Je suis fidèle à ceux que j'aime, à ce que j'ai vécu.


Barbara

Mercredi 23 janvier 2008 à 8:27


Barbara au collège en 1943  Elle a 13 ans.


J'ai de plus en plus peur de mon père. Il le sent. Il le sait. J'ai tellement besoin de ma mère, mais comment faire pour lui parler ? Et que lui dire ? Que je trouve le comportement de mon père bizarre ? Je me tais. Un soir, à Tarbes, mon univers bascule dans l'horreur. J'ai dix ans et demi. Les enfants se taisent parce qu'on refuse de les croire. Parce qu'on les soupçonne d'affabuler. Parce qu'ils ont honte et qu'ils se sentent coupables. Parce qu'ils ont peur. Parce qu'ils croient qu'ils sont les seuls au monde avec leur terrible secret.

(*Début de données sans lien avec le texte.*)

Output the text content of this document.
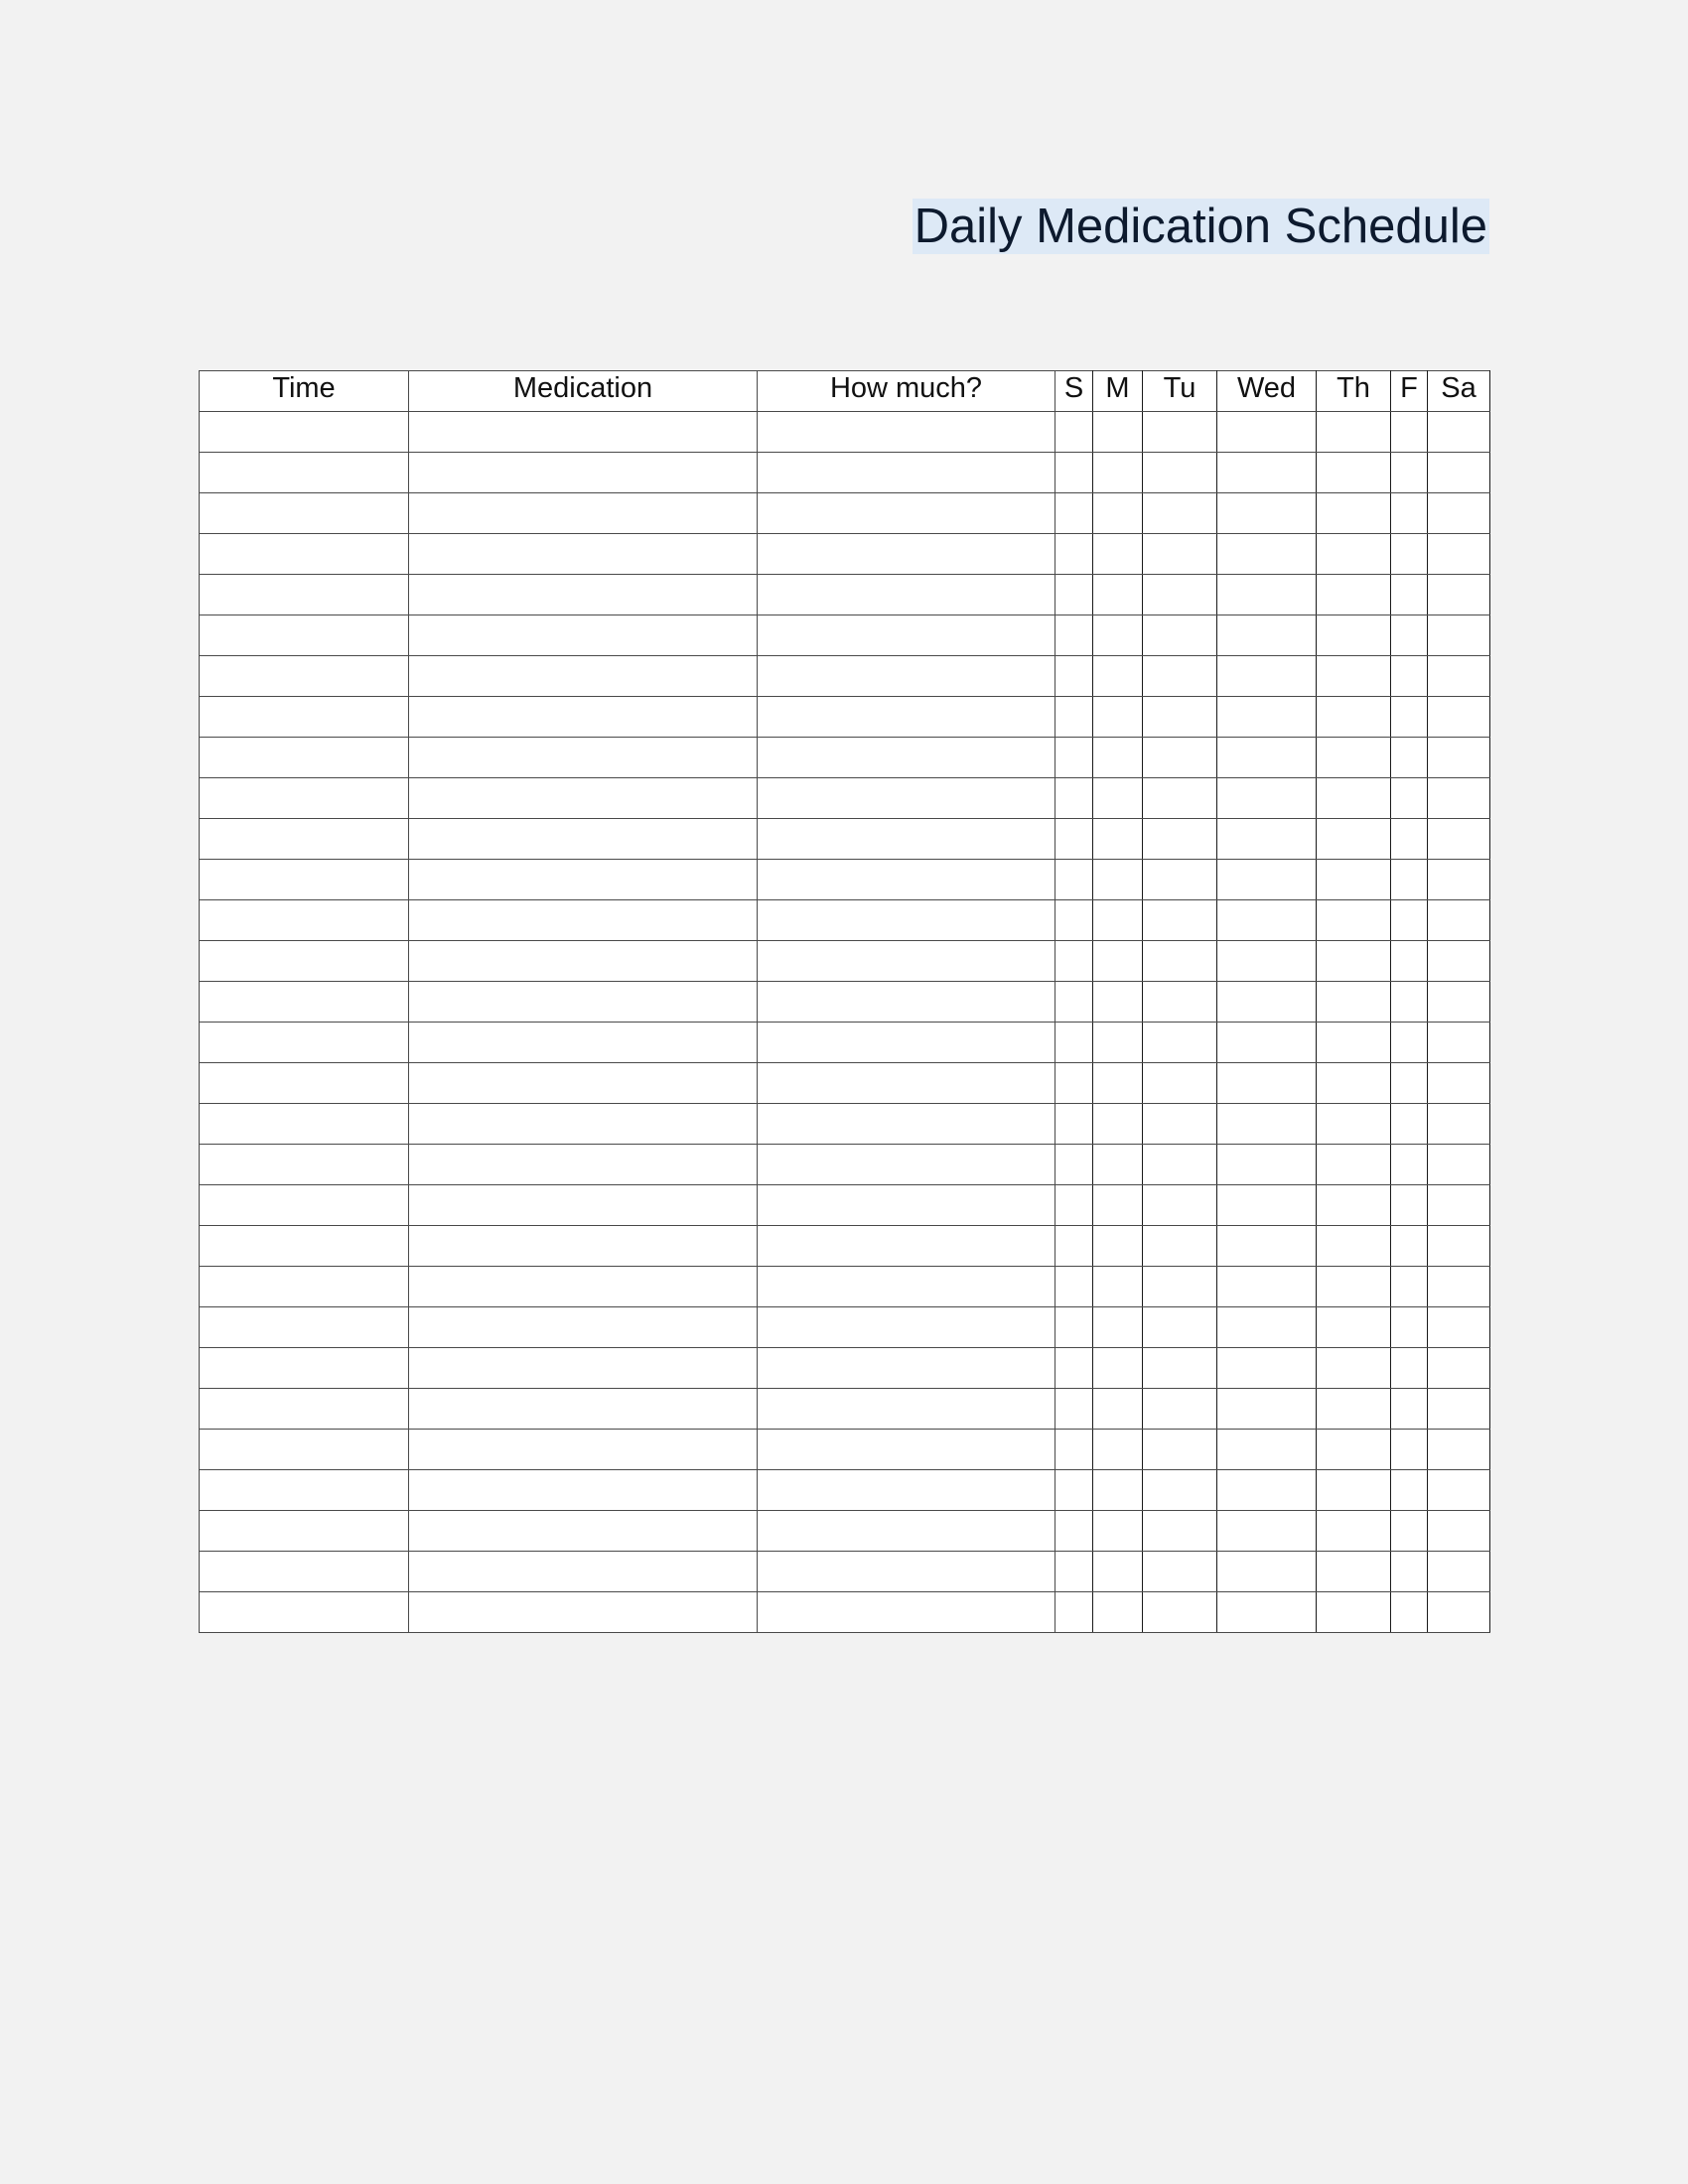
Daily Medication Schedule
Time	Medication	How much?	S	M	Tu	Wed	Th	F	Sa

De ces humiliations infligées à l'enfance, de ces hautes turbulences, de ces descentes au fond, j'ai toujours ressurgi. Sûr, il m'a fallu un sacré goût de vivre, une sacrée volonté d'atteindre le plaisir dans les bras d'un homme, pour me sentir un jour purifiée de tout, longtemps après. J'écris cela avec des larmes qui me viennent. C'est quoi, ces larmes ? Qu'importe, on continue !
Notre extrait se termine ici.